Azqueltán is a small settlement located on the banks of the Bolaños River in the municipality of Villa Guerrero, Jalisco, Mexico. "Azqueltán" (reduced from earlier "Atzqueltlán") means "land of many ants" in the Tepehuán language.

According to John Alden Mason, the village was originally settled by a group of indigenous Tepehuán who migrated to the isolated canyon location in the 13th or 14th Century AD following droughts in the northern Sierra Madre Occidental and Arizona during that time. In 1534, Spaniards arrived in the area and Huichol groups settled in the surrounding areas, most likely as a result of Spanish incursion into their homelands to the east.

In the eighteenth century, historically Tepehuán lands outside of the river-canyon were taken over by Spaniards and Tlaxcaltecs brought to the region as colonizers by the Spaniards.
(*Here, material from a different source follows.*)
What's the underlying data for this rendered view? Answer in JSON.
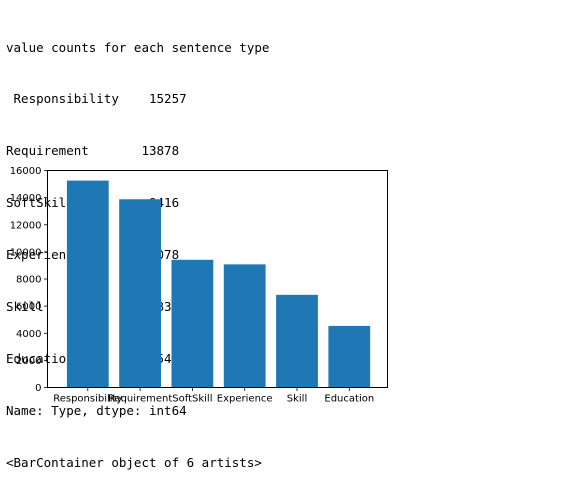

While other historically Tepehuán settlements in the region, such as Totatiche and Temastián, lost their Tepehuán identity due to migration of the Spanish and Tlaxcaltecs, inhabitants of Azqueltán, isolated in the river-canyon, maintained their Tepehuán identity and language through the beginning of the 20th century.

Traditionally, the people of Azqueltán and the divergent dialect of Southern Tepehuán once spoken at Azqueltán have been referred to as Tepecano. The Tepecano language was studied during the period 1911-13 by Mason, and in 1965 and 1979-80 by Dennis Holt.

In more recent years, some Huichol inhabitants from the area west of the Sierra Madre Occidental have settled in the village.